Aber: Für alle, die nicht direkt dabei sein können, wird es ab 19.30 Uhr hier im Hausblog einen Videolivestream der Veranstaltung geben. Und Fragen kann man auch stellen: auf Twitter mit dem Hashtag #YoaniBerlin. Moderator Bernd Pickert wird versuchen, so viele Fragen wie möglich ins Gespräch mit Yoani Sánchez einzubringen.

Eigentlich hätte es uns natürlich klar sein müssen, dass das Gespräch mit Yoani Sánchez so viel Interesse weckt. Seit die 37-jährige ausgebildete Philologin im Jahr 2007 ihren Blog „Generación Y“ begann, in dem sie vor allem Geschichten und Einschätzungen aus dem kubanischen Alltag berichtete, ist ihre Leserschaft weltweit ständig angewachsen. Von freiwilligen Helfern wird ihr Blog inzwischen in viele Sprachen übersetzt, Sánchez selbst erhielt diverse internationale Blogger- und Medienpreise – die sie zunächst alle nicht entgegennehmen konnte, weil die kubanischen Behörden ihr stets die Ausreise verwehrten. Auch, als die taz sie vor zwei Jahren nach Berlin einlud. Stattdessen konnte sie damals nur diese Videobotschaft schicken:

Das Reiseverbot änderte sich erst mit dem Inkrafttreten der neuen Migrationsgesetze. Die bieten zwar im Prinzip auch die Möglichkeit, einzelnen Personen sogar ohne Angabe von Gründen die Ausreise zu verweigern, doch wollte der kubanische Staat davon offensichtlich keinen Gebrauch machen. Seit Anfang Februar ist Sánchez jetzt unterwegs, Deutschland gehört zu den letzten Stationen ihrer Reise. Aufmerksamkeit hat sie überall gefunden – solidarische und unfreundliche. Für die kubanische Regierung ist Sánchez eine „Cyber-Söldnerin“, die im Dienst der CIA stehe und feindliche Propagandalügen verbreite. Diese Position findet ihren Widerhall auch in Demonstrationen und Kundgebungen, wo immer Sánchez auftritt. In Berlin wollen die Freundschaftsgesellschaft BRD-Kuba, die Arbeitsgemeinschaft Cuba Si der Partei „Die Linke“ und die Antifaschistische Linke Berlin gegen ihren Besuch demonstrieren.

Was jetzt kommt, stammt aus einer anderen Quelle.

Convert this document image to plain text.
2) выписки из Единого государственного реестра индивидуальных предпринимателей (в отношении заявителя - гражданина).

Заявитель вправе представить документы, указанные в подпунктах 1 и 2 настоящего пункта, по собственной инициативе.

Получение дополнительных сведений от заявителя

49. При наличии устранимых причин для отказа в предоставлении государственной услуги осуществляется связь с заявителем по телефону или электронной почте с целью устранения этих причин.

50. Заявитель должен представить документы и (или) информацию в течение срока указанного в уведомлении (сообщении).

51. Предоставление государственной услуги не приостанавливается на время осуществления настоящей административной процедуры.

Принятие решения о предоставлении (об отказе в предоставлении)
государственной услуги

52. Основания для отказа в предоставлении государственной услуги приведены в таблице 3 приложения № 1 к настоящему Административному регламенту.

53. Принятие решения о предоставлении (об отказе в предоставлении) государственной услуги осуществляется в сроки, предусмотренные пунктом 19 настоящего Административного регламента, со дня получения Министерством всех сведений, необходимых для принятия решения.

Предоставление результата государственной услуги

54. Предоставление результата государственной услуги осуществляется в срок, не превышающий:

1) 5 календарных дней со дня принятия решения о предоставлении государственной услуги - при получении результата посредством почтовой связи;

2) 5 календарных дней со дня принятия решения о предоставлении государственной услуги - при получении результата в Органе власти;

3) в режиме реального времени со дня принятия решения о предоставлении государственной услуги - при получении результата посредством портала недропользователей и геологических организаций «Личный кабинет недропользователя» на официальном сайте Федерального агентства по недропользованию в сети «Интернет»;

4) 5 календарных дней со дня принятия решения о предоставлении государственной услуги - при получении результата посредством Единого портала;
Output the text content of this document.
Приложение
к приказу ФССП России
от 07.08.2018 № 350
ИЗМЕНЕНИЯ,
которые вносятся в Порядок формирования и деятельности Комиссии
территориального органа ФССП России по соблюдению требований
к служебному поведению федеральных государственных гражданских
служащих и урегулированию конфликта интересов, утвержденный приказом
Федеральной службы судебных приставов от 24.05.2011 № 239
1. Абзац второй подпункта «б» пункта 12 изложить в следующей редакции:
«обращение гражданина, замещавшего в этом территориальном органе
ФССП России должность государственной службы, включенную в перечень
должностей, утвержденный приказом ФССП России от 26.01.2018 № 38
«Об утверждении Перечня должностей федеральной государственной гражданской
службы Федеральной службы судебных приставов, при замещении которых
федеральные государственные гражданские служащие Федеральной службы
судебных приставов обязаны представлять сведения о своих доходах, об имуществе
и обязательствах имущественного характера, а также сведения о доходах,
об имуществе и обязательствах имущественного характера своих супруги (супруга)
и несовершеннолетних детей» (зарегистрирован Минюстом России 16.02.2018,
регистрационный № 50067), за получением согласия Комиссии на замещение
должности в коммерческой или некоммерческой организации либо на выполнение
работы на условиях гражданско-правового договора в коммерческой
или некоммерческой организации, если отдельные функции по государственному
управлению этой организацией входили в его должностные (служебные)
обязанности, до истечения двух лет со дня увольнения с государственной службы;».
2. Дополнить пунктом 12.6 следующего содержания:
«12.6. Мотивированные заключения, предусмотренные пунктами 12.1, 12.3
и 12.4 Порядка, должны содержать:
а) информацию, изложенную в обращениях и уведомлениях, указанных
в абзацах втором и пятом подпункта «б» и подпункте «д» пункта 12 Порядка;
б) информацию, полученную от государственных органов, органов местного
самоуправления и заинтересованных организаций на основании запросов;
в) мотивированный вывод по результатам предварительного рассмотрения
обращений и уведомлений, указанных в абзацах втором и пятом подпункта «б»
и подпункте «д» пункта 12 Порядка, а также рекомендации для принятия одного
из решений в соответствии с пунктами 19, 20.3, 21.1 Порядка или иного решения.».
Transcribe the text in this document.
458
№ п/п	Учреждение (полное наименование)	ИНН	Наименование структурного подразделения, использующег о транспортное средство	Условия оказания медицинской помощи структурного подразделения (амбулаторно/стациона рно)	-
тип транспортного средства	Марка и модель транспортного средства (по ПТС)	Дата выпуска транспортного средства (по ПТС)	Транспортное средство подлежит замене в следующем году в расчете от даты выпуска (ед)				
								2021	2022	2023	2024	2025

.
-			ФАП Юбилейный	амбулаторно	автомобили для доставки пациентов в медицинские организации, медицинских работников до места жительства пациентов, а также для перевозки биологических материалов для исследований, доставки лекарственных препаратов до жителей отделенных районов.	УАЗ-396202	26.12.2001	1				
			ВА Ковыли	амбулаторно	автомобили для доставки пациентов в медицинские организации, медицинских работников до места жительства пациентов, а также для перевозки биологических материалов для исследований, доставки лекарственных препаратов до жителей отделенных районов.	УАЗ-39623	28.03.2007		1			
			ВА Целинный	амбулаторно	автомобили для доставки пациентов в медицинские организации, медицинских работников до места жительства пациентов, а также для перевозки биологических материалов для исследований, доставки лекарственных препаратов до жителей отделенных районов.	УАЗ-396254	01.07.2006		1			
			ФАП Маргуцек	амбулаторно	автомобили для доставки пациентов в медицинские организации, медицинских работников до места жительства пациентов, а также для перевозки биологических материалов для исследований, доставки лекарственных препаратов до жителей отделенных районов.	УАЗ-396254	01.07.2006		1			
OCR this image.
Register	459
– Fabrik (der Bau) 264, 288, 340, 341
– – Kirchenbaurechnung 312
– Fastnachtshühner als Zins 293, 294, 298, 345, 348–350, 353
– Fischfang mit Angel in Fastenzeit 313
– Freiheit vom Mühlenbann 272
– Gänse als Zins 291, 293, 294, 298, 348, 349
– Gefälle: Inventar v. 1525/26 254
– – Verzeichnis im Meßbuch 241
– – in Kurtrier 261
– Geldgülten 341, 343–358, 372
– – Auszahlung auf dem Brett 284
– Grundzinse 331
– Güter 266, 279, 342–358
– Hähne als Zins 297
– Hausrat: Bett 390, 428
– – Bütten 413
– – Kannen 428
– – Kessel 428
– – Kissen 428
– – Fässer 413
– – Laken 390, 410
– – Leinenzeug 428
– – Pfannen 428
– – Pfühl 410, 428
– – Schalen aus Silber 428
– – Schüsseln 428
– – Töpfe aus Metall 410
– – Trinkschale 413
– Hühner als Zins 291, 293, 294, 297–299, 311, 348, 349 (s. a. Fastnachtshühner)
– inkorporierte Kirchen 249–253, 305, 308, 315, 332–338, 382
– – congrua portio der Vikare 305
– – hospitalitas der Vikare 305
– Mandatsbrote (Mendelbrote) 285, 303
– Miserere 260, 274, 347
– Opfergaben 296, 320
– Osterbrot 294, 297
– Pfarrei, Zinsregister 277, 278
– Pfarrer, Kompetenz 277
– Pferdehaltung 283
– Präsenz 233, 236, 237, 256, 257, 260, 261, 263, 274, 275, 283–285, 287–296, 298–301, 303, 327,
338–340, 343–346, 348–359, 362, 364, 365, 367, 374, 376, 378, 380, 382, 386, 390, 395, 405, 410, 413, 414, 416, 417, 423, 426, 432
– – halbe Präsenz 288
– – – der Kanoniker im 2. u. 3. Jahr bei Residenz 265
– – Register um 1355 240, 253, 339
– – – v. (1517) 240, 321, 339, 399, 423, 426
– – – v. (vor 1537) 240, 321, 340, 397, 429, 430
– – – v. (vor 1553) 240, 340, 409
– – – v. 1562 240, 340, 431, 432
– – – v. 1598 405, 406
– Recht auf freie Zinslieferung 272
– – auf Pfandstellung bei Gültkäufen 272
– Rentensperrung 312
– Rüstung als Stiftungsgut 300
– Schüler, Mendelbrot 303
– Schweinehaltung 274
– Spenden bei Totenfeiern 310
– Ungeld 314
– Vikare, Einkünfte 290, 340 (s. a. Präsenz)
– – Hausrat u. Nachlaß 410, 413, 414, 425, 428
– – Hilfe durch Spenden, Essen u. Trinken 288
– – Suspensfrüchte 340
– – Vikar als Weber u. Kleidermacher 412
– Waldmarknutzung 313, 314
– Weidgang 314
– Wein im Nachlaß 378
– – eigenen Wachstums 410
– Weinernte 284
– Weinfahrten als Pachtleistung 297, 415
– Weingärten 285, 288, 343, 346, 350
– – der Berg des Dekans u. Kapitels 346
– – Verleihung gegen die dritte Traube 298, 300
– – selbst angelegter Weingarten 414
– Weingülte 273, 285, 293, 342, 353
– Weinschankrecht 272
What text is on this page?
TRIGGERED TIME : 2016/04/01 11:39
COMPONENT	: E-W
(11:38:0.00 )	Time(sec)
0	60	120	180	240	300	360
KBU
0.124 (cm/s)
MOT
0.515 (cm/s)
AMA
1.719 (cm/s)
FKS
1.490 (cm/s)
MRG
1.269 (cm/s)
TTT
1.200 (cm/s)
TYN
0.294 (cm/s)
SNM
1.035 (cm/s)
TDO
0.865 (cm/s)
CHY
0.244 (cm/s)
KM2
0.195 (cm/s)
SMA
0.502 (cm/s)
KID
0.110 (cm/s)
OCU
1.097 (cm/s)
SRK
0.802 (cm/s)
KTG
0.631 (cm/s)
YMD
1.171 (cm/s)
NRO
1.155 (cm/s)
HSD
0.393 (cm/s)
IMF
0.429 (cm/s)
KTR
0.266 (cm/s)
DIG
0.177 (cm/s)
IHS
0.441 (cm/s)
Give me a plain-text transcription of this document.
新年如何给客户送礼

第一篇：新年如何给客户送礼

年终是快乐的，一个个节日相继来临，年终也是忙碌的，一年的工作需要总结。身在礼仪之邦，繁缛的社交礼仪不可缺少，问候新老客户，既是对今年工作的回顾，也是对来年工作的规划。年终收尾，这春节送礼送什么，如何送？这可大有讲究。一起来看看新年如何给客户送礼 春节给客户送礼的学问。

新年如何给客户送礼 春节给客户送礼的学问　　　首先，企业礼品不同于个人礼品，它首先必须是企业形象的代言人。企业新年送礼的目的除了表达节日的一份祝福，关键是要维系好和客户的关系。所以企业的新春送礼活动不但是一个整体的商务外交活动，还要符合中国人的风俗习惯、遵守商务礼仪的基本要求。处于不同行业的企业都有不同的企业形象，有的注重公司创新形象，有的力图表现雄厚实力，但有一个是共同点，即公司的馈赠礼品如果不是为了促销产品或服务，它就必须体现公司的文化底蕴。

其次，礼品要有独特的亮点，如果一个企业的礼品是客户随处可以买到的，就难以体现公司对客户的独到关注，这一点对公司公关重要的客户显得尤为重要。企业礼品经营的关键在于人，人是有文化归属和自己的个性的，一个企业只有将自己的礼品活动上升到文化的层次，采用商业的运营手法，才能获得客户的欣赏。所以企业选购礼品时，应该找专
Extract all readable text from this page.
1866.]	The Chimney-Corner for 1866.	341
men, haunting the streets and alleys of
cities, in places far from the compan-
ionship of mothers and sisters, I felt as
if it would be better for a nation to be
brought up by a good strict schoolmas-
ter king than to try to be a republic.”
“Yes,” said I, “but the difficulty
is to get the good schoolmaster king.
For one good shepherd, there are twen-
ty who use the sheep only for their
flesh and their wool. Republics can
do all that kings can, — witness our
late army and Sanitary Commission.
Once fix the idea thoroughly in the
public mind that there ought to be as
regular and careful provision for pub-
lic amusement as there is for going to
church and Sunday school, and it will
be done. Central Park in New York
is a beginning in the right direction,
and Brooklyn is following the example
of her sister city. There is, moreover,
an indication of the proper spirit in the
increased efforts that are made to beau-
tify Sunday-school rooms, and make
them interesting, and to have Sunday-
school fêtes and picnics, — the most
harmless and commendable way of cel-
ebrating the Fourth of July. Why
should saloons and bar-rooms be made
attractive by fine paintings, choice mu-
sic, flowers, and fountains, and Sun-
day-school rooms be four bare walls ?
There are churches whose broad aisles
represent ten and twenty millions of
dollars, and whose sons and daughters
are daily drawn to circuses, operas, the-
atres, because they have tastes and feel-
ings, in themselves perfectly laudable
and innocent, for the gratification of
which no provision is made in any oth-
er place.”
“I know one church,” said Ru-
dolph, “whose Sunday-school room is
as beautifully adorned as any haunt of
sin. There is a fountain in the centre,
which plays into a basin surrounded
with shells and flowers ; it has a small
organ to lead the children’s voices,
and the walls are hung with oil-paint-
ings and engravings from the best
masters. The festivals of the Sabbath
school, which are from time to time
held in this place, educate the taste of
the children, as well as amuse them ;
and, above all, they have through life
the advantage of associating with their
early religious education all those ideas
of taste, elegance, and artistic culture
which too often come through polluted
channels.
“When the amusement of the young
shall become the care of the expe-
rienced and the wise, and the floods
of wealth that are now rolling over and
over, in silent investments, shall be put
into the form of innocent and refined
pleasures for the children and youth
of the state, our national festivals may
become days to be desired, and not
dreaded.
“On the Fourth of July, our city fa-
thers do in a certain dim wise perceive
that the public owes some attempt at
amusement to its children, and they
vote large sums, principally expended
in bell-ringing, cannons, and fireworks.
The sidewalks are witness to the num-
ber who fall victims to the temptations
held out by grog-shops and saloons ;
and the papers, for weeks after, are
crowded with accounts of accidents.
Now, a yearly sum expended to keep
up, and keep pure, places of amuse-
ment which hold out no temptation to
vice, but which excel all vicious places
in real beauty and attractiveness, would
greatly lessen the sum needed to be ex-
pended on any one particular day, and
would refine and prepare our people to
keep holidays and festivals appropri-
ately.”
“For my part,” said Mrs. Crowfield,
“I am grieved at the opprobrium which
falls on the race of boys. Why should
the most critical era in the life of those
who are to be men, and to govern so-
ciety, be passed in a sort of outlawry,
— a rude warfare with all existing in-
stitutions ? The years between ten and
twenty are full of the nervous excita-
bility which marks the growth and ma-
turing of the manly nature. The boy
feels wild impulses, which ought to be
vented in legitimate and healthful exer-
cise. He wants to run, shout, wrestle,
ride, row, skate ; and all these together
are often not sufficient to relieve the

Yoani Sánchez selbst geht damit gelassen um – immerhin ist sie solche „Actos de repudio“, also organisierte Proteste gegen missliebige Meinungen, auch aus Kuba gewöhnt. „Es ist gut, dass unterschiedliche Meinungen gehört werden – ich wünschte, das ginge in Kuba auch“, sagt sie.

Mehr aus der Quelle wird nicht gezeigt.